Why the hesitation?

Have you ever been a part of something good, but you find yourself hesitating?  I mean a part of something good and Godly, and you know it's meant to happen, but you find yourself acting fearful; fearful of what you might do, and fearful of what God might do to you.  That's how I feel when I get together with my friend, Chris.

Chris and I are meeting every other Tuesday as part of an idea of accountability in the area of evangelism.  The past couple meetings have been erratic, but truly blessed by God, as I find myself renewed over and over again.  I love Chris, I love his ideas for life, and I love how he impacts my way of thinking and living.  Every time I leave our time together, I feel as though I've been reignited for the cause of Christ.  Why then, do I find myself hesitating?

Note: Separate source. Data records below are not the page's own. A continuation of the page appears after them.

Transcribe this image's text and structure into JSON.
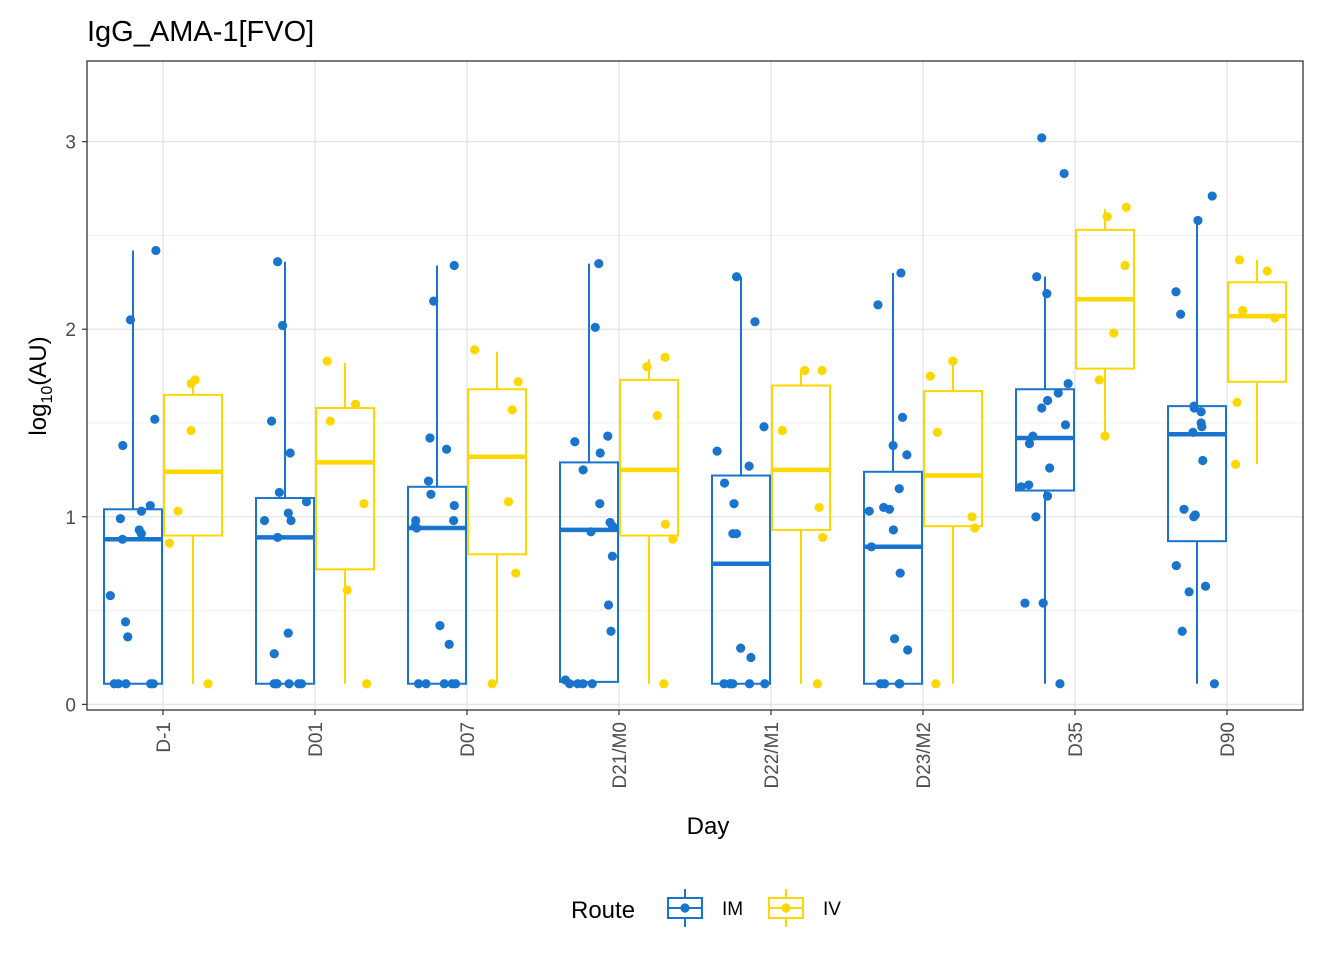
{
  "chart_data": {
    "type": "box",
    "title": "IgG_AMA-1[FVO]",
    "xlabel": "Day",
    "ylabel_prefix": "log",
    "ylabel_subscript": "10",
    "ylabel_suffix": "(AU)",
    "ylim": [
      -0.03,
      3.43
    ],
    "yticks": [
      0,
      1,
      2,
      3
    ],
    "ytick_labels": [
      "0",
      "1",
      "2",
      "3"
    ],
    "categories": [
      "D-1",
      "D01",
      "D07",
      "D21/M0",
      "D22/M1",
      "D23/M2",
      "D35",
      "D90"
    ],
    "grid": true,
    "legend": {
      "title": "Route",
      "position": "bottom"
    },
    "series": [
      {
        "name": "IM",
        "color": "#1874CD",
        "boxes": [
          {
            "min": 0.11,
            "q1": 0.11,
            "median": 0.88,
            "q3": 1.04,
            "max": 2.42,
            "points": [
              2.42,
              2.05,
              1.52,
              1.38,
              1.06,
              1.03,
              0.99,
              0.93,
              0.91,
              0.88,
              0.58,
              0.44,
              0.36,
              0.11,
              0.11,
              0.11,
              0.11,
              0.11
            ]
          },
          {
            "min": 0.11,
            "q1": 0.11,
            "median": 0.89,
            "q3": 1.1,
            "max": 2.36,
            "points": [
              2.36,
              2.02,
              1.51,
              1.34,
              1.13,
              1.08,
              1.02,
              0.98,
              0.98,
              0.89,
              0.38,
              0.27,
              0.11,
              0.11,
              0.11,
              0.11,
              0.11,
              0.11
            ]
          },
          {
            "min": 0.11,
            "q1": 0.11,
            "median": 0.94,
            "q3": 1.16,
            "max": 2.34,
            "points": [
              2.34,
              2.15,
              1.42,
              1.36,
              1.19,
              1.12,
              1.06,
              0.98,
              0.98,
              0.95,
              0.94,
              0.42,
              0.32,
              0.11,
              0.11,
              0.11,
              0.11,
              0.11
            ]
          },
          {
            "min": 0.11,
            "q1": 0.12,
            "median": 0.93,
            "q3": 1.29,
            "max": 2.35,
            "points": [
              2.35,
              2.01,
              1.43,
              1.4,
              1.34,
              1.25,
              1.07,
              0.97,
              0.95,
              0.92,
              0.79,
              0.53,
              0.39,
              0.13,
              0.11,
              0.11,
              0.11,
              0.11
            ]
          },
          {
            "min": 0.11,
            "q1": 0.11,
            "median": 0.75,
            "q3": 1.22,
            "max": 2.28,
            "points": [
              2.28,
              2.04,
              1.48,
              1.35,
              1.27,
              1.18,
              1.07,
              0.91,
              0.91,
              0.3,
              0.25,
              0.11,
              0.11,
              0.11,
              0.11,
              0.11,
              0.11
            ]
          },
          {
            "min": 0.11,
            "q1": 0.11,
            "median": 0.84,
            "q3": 1.24,
            "max": 2.3,
            "points": [
              2.3,
              2.13,
              1.53,
              1.38,
              1.33,
              1.15,
              1.05,
              1.04,
              1.03,
              0.93,
              0.84,
              0.7,
              0.35,
              0.29,
              0.11,
              0.11,
              0.11,
              0.11
            ]
          },
          {
            "min": 0.11,
            "q1": 1.14,
            "median": 1.42,
            "q3": 1.68,
            "max": 2.28,
            "points": [
              3.02,
              2.83,
              2.28,
              2.19,
              1.71,
              1.66,
              1.62,
              1.58,
              1.49,
              1.43,
              1.39,
              1.26,
              1.17,
              1.16,
              1.11,
              1.0,
              0.54,
              0.54,
              0.11
            ]
          },
          {
            "min": 0.11,
            "q1": 0.87,
            "median": 1.44,
            "q3": 1.59,
            "max": 2.58,
            "points": [
              2.71,
              2.58,
              2.2,
              2.08,
              1.59,
              1.58,
              1.56,
              1.5,
              1.48,
              1.45,
              1.3,
              1.04,
              1.01,
              1.0,
              0.74,
              0.63,
              0.6,
              0.39,
              0.11
            ]
          }
        ]
      },
      {
        "name": "IV",
        "color": "#FFD700",
        "boxes": [
          {
            "min": 0.11,
            "q1": 0.9,
            "median": 1.24,
            "q3": 1.65,
            "max": 1.72,
            "points": [
              1.73,
              1.71,
              1.46,
              1.03,
              0.86,
              0.11
            ]
          },
          {
            "min": 0.11,
            "q1": 0.72,
            "median": 1.29,
            "q3": 1.58,
            "max": 1.82,
            "points": [
              1.83,
              1.6,
              1.51,
              1.07,
              0.61,
              0.11
            ]
          },
          {
            "min": 0.11,
            "q1": 0.8,
            "median": 1.32,
            "q3": 1.68,
            "max": 1.88,
            "points": [
              1.89,
              1.72,
              1.57,
              1.08,
              0.7,
              0.11
            ]
          },
          {
            "min": 0.11,
            "q1": 0.9,
            "median": 1.25,
            "q3": 1.73,
            "max": 1.84,
            "points": [
              1.85,
              1.8,
              1.54,
              0.96,
              0.88,
              0.11
            ]
          },
          {
            "min": 0.11,
            "q1": 0.93,
            "median": 1.25,
            "q3": 1.7,
            "max": 1.78,
            "points": [
              1.78,
              1.78,
              1.46,
              1.05,
              0.89,
              0.11
            ]
          },
          {
            "min": 0.11,
            "q1": 0.95,
            "median": 1.22,
            "q3": 1.67,
            "max": 1.83,
            "points": [
              1.83,
              1.75,
              1.45,
              1.0,
              0.94,
              0.11
            ]
          },
          {
            "min": 1.43,
            "q1": 1.79,
            "median": 2.16,
            "q3": 2.53,
            "max": 2.64,
            "points": [
              2.65,
              2.6,
              2.34,
              1.98,
              1.73,
              1.43
            ]
          },
          {
            "min": 1.28,
            "q1": 1.72,
            "median": 2.07,
            "q3": 2.25,
            "max": 2.37,
            "points": [
              2.37,
              2.31,
              2.1,
              2.06,
              1.61,
              1.28
            ]
          }
        ]
      }
    ]
  }
}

I told you we meet every Tuesday night.  What I left out was that every Tuesday afternoon, I find myself wanting to do something other than meet with him.  I don't want to bail on him or leave him hanging, but I get distracted and busy.  It frustrates me to think that the Devil has worked his way into my schedule, and I feel in need of a re-commitment of my time and energy, bringing it all back to a focus on the Lord.

I know it's been forever since my last post, and I know this isn't an in-depth reveal as to what's been going on in my life, but I want to use this blog as an avenue to communicate my heart...and that's how my heart feels today.